There hadn’t been time to try and help Fedir and Iryna. Finn had wanted only to protect Petro, to keep him from seeing what was happening or becoming a victim himself.

It all made sense. It was all true.

But that didn’t make it easier to swallow the fact that Finn had stood by, that he’d hidden in the woods with Petro while Fedir and Iryna were slaughtered in their own home.

Finn was no longer sure if the punches he landed on Eudorus’ pulverized face and body were punishment for the man’s complicity in Fedir and Iryna’s murder, or if they were punishment for Finn for not saving them.

It was too late to save them now. The only hope he had — for them and himself — was justice. And justice could only come if he figured out who had pulled the strings that had gotten them killed.

At what cost?

He silenced the voice inside with an easy answer.

At any cost.

He thought again of Elise and felt his mood lift. She would be here soon. Then, for awhile at least, everything would be better.

2

Sitting next to Alexa on the beach, Elise zipped up her jacket as a harsh breeze rolled in off the water. It was almost May, nowhere near summer in Boston. It wouldn’t get truly warm until July, but it was nice not to be freezing, nice to feel winter receding like a bad memory.

She watched as her sister Julia walked down the beach with John-Thomas, Elise’s nephew. At two years old, JT had lost the drunken sailor gait that characterized his first year of walking. Now he pulled on Julia’s hand, breaking free and running down the sand ahead of her.

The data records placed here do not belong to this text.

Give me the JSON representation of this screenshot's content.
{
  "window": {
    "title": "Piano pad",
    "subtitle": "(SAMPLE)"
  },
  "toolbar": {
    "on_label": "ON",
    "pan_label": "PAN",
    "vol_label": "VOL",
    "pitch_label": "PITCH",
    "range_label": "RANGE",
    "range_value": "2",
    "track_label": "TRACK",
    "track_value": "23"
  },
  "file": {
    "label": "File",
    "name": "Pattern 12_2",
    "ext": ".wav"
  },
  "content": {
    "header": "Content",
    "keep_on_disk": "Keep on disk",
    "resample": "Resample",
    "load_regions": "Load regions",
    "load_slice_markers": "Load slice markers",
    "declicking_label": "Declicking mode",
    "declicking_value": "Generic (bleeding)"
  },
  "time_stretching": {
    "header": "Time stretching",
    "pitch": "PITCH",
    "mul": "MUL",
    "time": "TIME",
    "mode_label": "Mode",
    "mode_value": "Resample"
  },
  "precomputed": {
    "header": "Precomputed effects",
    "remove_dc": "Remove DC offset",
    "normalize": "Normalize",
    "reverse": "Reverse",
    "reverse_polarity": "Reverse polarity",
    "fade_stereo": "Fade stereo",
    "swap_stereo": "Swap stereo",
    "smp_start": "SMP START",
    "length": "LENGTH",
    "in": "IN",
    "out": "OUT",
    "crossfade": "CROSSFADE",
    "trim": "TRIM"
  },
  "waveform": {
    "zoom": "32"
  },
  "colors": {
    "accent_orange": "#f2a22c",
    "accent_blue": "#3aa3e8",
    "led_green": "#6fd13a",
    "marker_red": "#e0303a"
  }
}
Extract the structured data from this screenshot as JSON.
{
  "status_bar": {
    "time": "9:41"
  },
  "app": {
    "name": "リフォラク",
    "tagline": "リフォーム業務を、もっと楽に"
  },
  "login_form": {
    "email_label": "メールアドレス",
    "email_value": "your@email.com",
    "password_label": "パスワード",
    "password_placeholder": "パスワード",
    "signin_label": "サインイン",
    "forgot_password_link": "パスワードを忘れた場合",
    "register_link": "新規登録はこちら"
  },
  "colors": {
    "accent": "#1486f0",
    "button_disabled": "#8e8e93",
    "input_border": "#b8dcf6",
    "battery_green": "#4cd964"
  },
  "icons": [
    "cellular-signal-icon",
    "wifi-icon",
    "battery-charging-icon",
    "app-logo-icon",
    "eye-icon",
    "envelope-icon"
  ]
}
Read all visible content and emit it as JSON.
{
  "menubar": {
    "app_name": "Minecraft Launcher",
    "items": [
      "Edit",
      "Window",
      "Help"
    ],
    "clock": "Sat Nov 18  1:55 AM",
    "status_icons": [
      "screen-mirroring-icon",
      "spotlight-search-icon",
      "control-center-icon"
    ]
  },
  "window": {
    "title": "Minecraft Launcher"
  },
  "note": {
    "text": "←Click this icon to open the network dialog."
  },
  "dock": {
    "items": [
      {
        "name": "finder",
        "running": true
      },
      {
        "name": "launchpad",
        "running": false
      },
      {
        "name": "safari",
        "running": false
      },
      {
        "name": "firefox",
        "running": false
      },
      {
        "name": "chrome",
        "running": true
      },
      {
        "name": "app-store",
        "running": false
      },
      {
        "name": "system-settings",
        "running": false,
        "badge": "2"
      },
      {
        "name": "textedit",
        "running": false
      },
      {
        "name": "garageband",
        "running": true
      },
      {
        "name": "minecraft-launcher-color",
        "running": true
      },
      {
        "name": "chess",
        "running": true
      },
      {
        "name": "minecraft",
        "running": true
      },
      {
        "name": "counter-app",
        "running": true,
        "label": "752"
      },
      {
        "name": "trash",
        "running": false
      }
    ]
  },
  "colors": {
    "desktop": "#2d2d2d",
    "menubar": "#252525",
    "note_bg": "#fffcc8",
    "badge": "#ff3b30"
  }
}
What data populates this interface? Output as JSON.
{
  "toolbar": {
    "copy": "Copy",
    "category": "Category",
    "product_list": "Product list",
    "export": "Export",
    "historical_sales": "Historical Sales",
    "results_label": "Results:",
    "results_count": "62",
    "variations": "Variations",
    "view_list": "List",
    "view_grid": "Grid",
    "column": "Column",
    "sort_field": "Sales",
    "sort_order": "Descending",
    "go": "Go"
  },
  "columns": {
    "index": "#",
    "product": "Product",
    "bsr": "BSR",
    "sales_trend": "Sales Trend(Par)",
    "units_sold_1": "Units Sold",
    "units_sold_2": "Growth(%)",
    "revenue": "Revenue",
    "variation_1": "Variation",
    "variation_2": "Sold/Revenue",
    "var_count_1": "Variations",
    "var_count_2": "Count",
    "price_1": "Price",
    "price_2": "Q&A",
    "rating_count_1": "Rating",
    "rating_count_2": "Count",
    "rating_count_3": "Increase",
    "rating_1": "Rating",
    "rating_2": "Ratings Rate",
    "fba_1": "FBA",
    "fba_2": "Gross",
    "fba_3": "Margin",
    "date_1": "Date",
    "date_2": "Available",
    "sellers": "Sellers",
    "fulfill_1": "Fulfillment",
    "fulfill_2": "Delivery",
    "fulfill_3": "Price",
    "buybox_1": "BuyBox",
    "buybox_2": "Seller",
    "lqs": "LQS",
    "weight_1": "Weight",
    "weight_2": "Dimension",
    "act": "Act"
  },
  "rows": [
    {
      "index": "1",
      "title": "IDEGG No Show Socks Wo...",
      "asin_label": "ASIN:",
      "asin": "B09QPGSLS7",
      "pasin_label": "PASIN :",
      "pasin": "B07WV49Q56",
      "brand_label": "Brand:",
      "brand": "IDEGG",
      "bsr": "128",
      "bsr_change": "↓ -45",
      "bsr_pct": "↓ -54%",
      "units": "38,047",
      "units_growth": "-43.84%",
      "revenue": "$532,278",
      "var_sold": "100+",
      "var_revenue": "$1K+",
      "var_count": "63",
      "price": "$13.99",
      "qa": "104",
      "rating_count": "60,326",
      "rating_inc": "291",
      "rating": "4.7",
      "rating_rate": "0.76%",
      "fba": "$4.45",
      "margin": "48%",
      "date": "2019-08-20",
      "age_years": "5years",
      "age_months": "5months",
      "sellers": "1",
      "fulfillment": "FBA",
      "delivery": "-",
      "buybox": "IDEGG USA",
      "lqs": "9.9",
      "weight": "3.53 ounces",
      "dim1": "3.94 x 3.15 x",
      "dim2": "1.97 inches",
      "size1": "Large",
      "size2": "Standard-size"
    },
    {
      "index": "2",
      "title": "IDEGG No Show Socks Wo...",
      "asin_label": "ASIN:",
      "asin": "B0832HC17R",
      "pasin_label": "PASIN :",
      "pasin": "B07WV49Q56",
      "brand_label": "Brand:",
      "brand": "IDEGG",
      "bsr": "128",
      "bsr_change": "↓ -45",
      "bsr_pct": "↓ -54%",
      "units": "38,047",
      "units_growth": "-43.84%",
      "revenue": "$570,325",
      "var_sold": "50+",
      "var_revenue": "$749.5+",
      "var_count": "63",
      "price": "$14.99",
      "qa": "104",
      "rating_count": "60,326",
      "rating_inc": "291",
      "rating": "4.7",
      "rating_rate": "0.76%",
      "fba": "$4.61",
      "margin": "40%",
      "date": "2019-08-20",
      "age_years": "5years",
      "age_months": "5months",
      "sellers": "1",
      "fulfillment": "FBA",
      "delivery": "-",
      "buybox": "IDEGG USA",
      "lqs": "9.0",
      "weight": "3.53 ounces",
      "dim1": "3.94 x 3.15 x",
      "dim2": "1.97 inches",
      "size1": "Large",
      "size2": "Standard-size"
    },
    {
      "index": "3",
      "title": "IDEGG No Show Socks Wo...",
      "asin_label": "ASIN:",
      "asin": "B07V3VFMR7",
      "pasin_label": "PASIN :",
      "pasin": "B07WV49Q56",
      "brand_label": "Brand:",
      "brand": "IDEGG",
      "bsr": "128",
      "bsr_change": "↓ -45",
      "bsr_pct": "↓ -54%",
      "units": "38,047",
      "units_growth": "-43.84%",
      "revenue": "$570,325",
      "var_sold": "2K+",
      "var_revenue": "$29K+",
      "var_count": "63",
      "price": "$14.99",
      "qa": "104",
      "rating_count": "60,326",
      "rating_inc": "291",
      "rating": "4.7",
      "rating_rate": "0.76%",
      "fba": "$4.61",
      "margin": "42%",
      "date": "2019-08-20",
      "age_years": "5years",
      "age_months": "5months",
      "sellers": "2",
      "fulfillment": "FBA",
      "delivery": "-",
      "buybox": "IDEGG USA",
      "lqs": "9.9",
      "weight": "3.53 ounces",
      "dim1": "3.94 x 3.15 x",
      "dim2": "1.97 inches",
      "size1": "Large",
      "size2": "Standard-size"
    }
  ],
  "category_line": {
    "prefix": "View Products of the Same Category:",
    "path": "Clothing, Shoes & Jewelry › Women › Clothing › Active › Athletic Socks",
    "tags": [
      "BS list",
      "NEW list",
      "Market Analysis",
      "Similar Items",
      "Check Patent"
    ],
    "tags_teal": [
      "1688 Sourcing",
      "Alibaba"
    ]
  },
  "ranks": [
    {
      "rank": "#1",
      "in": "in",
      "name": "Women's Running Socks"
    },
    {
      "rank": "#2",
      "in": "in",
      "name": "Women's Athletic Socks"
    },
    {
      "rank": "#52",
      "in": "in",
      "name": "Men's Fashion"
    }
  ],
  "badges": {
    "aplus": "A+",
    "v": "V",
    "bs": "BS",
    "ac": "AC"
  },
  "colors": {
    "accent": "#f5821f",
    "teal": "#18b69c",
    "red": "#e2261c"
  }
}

Julia’s laughter carried across the beach as she took off after him, pretending to try and catch him while he giggled hysterically.

Elise smiled. It was hard to imagine Julia as she’d been before, guarded and cynical, mostly from all the years she’d spent bailing Elise out of trouble. Watching her sister become a mother — a wonderful mother — had been one of the only good things to come out of Elise’s kidnapping two years earlier. That and the Murphys — Ronan Murphy, who was an amazing husband to Julia and father to JT, and the rest of the family who’d welcomed Elise and protected her when she’d needed refuge, even before Finn had showed up a few months ago.

She still got a flutter of excitement in her stomach when she thought of him, but now there was something else too.

Worry.

Worry over what holding Eudorus hostage was doing to Finn. Fear that it was changing him in ways that would reverberate for the rest of his life.

“Something on your mind?” Alexa asked next to her.

Elise looked at her, sitting in one of the beach chairs they carried down to the water, her long legs stretched out in front of her, eyes hidden behind sunglasses. “Yeah.”

“About Finn?” Elise nodded and Alexa slid her sunglasses to the top of her head to reveal blue eyes so piercingly light they were otherworldly. Her long dark hair was pulled back into a ponytail, and a few strands had blown loose around her face. “Want to talk about it?”

It was one of the things Elise liked most about the Murphys — the brothers and the women who were their wives and girlfriends. They were always there if Elise wanted to talk, but they were respectful of privacy too, probably because of the nature of their work.

Elise hesitated. There were no secrets in the Murphy family. Not really. They would give you all the space you needed, but if it had to do with the family or the family business, everyone knew what was going on even when they didn’t talk about it.